2. la demande de marque de l’Union européenne no 17 950 921 est rejetée dans son intégralité.
3. la demanderesse supporte les frais, fixés à 620 EUR.
MOTIFS
L’opposante a formé une opposition contre l’ensemble des services désignés par la demande de marque de l’Union européenne no 17 950 921 de la marque figurative
L’opposition est fondée, entre autres, sur l’ enregistrement polonais no 293 564 de la marque verbale «LOOD».L’opposante a invoqué l’article 8, paragraphe 1, point b) du RMUE.
Risque de confusion — article 8, paragraphe 1, point b), du RMUE
Un risque de confusion existe lorsque le public est susceptible de croire que les produits ou les services en cause, à condition de porter les marques en question, proviennent de la même entreprise ou, le cas échéant, d’entreprises liées économiquement.L’existence d’un risque de confusion dépend de l’appréciation, lors d’une évaluation globale, de plusieurs facteurs interdépendants.Ces facteurs incluent la similitude des signes, la similitude des produits et services, le caractère distinctif de la marque antérieure, les éléments distinctifs et dominants des signes en conflit, et le public pertinent.
L’opposition est fondée sur plus d’une marque antérieure.La division d’opposition juge approprié d’examiner en premier lieu l’opposition par rapport à l’ enregistrement polonais no 293 564 de l’ opposante.
Décision sur l’opposition no B 3 082 763 page:2De7
A) Les services
Les services sur lesquels l’opposition est fondée sont, notamment, les suivants:
Classe 43: cafés-restaurants ;services gastronomiques avec ses propres installations, produits et transport.
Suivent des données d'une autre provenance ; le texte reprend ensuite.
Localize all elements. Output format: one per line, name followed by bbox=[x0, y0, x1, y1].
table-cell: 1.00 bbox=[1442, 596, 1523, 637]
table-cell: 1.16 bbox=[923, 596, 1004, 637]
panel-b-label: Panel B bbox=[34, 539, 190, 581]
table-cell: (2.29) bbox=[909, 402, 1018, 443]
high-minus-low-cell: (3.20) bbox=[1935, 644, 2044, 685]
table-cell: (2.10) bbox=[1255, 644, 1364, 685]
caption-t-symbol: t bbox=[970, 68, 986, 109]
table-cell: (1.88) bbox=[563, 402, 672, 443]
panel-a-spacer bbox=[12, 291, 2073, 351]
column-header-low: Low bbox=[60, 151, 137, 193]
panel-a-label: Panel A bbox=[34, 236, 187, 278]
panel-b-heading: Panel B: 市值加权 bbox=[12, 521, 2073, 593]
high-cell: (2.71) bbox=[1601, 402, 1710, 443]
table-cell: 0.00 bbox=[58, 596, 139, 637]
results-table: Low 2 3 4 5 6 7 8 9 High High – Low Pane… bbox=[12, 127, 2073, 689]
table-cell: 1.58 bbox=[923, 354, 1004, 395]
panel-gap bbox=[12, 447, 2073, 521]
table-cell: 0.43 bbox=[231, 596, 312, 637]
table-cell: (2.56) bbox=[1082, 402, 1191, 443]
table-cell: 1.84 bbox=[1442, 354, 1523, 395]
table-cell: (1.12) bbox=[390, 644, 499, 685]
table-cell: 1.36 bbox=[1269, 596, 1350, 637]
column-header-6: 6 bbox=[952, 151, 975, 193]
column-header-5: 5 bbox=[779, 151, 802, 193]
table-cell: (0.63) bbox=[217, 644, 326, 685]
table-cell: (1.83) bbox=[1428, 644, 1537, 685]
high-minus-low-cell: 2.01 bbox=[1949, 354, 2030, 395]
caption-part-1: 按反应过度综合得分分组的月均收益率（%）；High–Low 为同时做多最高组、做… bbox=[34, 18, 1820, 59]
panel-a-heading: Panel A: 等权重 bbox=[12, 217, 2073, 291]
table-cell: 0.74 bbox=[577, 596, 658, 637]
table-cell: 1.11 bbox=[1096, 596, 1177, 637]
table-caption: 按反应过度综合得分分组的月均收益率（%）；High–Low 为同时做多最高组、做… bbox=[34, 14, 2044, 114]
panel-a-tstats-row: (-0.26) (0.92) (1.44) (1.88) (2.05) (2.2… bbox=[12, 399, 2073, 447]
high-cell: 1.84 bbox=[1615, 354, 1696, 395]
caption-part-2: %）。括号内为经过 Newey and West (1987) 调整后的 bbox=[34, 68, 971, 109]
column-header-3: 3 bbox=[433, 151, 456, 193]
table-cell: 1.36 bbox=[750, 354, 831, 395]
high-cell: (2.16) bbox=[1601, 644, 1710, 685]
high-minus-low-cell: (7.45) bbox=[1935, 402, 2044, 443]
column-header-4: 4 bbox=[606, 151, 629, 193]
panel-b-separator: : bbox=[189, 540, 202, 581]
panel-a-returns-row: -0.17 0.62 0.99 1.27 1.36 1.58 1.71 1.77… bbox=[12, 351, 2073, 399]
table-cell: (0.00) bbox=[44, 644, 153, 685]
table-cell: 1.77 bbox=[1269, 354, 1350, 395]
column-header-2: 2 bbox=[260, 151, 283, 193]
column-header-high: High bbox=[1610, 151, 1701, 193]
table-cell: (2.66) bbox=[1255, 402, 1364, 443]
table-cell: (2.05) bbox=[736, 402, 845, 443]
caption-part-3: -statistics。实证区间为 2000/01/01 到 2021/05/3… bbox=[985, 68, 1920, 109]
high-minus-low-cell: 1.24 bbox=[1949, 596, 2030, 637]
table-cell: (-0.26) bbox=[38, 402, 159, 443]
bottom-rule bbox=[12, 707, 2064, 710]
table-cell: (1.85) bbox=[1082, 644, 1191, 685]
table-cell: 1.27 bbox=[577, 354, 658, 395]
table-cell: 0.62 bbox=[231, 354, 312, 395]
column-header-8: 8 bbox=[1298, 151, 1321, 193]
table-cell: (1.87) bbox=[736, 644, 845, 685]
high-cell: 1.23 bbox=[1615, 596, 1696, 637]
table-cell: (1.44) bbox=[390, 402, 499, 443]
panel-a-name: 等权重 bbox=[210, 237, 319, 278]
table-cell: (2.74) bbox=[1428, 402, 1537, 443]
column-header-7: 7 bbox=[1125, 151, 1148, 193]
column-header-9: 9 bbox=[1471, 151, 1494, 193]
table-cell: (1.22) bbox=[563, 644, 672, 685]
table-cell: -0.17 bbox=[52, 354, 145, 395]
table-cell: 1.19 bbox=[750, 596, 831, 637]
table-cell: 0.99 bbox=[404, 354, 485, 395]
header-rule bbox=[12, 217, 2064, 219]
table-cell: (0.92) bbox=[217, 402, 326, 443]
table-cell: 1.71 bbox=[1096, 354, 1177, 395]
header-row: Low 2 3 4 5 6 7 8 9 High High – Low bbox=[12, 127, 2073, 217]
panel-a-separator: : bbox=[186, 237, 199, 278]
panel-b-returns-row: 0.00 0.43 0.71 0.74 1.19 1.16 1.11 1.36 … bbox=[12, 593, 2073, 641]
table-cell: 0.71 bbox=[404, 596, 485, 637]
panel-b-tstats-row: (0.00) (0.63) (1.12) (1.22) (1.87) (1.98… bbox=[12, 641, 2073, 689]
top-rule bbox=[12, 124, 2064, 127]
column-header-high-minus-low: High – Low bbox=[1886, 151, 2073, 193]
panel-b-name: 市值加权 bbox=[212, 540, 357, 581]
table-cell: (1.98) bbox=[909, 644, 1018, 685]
Les services contestés sont les suivants:
Classe 43: services de cafés;service de restauration destiné à la crème glacée;services de traiteurs pour l’approvisionnement en aliments et boissons;services de cafés.
Services contestés compris dans la classe 43
Les services de cafés sont contenus à l’identique dans les deux listes de services (incluant les synonymes).
Les services de soins de glaces contestés;Les services de traiteurs pour la fourniture d’aliments et de boissons et les services gastronomiques de l’opposante avec ses propres installations, produits et transport sont tous des services destinés à servir des aliments et des boissons directement destinés à la consommation.Dès lors, ces services se chevauchent très probablement et ne sauraient être clairement séparés les uns des autres.En tout état de cause, force est de constater qu’ils ont la même nature, la même destination, la même utilisation.En outre, ils peuvent coïncider au niveau des fournisseurs, du public pertinent et des canaux de distribution.Dès lors, ils sont considérés comme au moins très similaires.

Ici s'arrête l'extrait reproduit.